Classe 1961, sacerdote dal 1999, è nel servizio diplomatico della Santa Sede dal 2005, e ha lavorato nelle rappresentanze pontificie di Messico, Repubblica Dominicana e Italia. È poi stato nella nunziatura dei Paesi Bassi dopo un passaggio nella Sezione per gli Affari Generali della Segreteria di Stato, dove è tornato prima di essere destinato al Burkina Faso.
Arriva in un Paese difficile, recentemente visitato dal Cardinale Pietro Parolin, Segretario di Stato vaticano, per il 125esimo anniversario di evangelizzazione.
Un nuovo nunzio per il Cile
L’arcivescovo Kurian Mathew Vayalunkal, Arcivescovo titolare di Raziaria, finora Nunzio Apostolico in Algeria e Tunisia.

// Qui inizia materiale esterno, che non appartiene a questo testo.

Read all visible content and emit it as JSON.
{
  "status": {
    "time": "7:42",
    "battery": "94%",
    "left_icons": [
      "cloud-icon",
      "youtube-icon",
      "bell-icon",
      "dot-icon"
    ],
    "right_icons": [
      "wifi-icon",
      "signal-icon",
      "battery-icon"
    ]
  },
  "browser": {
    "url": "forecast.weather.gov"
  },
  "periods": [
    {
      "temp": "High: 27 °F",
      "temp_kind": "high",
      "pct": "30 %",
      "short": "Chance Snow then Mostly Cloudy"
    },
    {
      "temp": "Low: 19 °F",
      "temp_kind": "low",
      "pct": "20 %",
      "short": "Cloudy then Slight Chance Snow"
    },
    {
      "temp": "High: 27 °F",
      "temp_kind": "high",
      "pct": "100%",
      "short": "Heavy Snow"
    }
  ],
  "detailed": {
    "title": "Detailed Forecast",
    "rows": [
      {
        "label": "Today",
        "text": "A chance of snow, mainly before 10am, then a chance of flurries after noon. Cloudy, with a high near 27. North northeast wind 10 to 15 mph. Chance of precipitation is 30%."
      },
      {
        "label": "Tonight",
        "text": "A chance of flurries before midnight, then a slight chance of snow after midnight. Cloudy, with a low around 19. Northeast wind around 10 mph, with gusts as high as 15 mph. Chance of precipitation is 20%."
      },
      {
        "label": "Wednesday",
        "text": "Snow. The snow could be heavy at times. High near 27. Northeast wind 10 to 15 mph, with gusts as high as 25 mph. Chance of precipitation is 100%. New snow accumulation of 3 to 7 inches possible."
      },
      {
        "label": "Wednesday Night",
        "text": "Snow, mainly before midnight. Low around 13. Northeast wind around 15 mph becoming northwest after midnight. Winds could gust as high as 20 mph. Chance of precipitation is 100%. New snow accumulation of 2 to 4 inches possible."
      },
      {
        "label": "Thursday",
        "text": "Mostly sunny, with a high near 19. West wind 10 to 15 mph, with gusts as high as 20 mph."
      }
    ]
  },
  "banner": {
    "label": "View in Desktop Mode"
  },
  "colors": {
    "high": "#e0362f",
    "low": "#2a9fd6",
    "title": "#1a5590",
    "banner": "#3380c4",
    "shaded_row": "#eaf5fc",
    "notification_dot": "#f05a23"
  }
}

Prende il posto dell’arcivescovo Alberto Ortega Martin, destinato da Papa Francesco nel 2019 alla nunziatura di Santiago del Cile, per il quale non è stata resa nota una nuova destinazione.
L’arcivescovo Ortega Martin era considerato l’uomo di fiducia di Papa Francesco, inviato a gestire una situazione difficile in Cile dopo essere stato già nunzio nell’Iraq post-ISIS.
L’arcivescovo Vayunkal, di origine indiana, è comunque un diplomatico di grande esperienza. Ha 59 anni, ed è nel servizio diplomatico della Santa Sede dal 1998. Ha servito nelle rappresentanze pontificie di Guinea, Korea, Repubblica Dominicana, Bangladesh, Ungheria ed Egitto. È stato anche inviato ad Haiti nel 2010 per supervisionare il lavoro umanitario dopo la Chiesa.
Nel 2016 è stato nominato nunzio apostolico in Papua Nuova Guinea e poi nelle Isole Salomone, ed è poi stato nominato nunzio in Algeria e Tunisia nel 2021.
FOCUS AMBASCIATORI
Ambasciatori, arriva l’ambasciatore della Repubblica Dominicana presso la Santa Sede
A causa del ricovero ospedaliero di Papa Francesco, i nuovi ambasciatori presso la Santa Sede non possono presentare le credenziali al Papa. Tuttavia, possono presentare la copia delle credenziali al Sostituto della Segreteria di Stato, potendo così cominciare la loro attività diplomatica ad alcuni livelli.
Lo scorso 6 marzo, dunque, l’arcivescovo Mons. Edgar Peña Parra, Sostituto per gli Affari Generali, ha ricevuto Victor Suárez Diaz, nuovo ambasciatore della Repubblica Dominican, che gli ha presentato copia delle lettere credenziali.
Si tratta di una nomina di alto profilo, se si considera che Suárez è stato deputato, assistente del procuratore generale della Repubblica Francisco Domínguez Brito e membro del Comitato Politico del Partito della Liberazione Dominicana.
Un nuovo ambasciatore di Taiwan presso la Santa Sede
L’ambasciatore di Taiwan Matthew Lee andrà in pensione quest’anno, dopo dieci anni come rappresentante della Repubblica di Cina presso la Santa Sede. Lee, durante il suo mandato, ha potuto celebrare il 75esimo e l’80esimo anniversario di relazioni tra Santa Sede e Taiwan, ma ha vissuto anche momenti difficili che hanno fatto seguito all’accordo sino-vaticano per la nomina dei vescovi.
La Santa Sede è infatti l’unico partner europeo di Taiwan, che mantiene relazioni diplomatiche con soli dodici Stati nel mondo, mentre la Repubblica Popolare Cinese esercita una durissima pressione affinché gli Stati lascino ogni relazione con Taiwan se vogliono mantenere relazioni con Pechino.
Lee si è anche distinto per diverse iniziative di sostegno alla Chiesa, in particolare durante la pandemia, nonché per una serie di attività culturali che hanno permesso a Taipei di meglio presentarsi alla Chiesa.
Il suo successore, è notizia del 14 marzo, sarà Anthony Chung-Yi Ho, attualmente direttore generale del Dipartimento degli Affari dell’Asia Occidentale e dell’Africa della Repubblica di Cina.
Ha studi passati ad Harvard e a Oxford, e una carriera diplomatica che lo ha portato anche come rappresentante dell’ufficio di liaison di Taipei nella Repubblica del Sudafrica, e prima ancora negli Stati Uniti, e nelle Filippine, oltre ad aver ricoperto diversi ruoli al ministero degli Esteri.
Sarà lui a dover prendere in mano le delicate contromisure che riguardano la pressione cinese sulla Santa Sede per tagliare i ponti con Taiwan.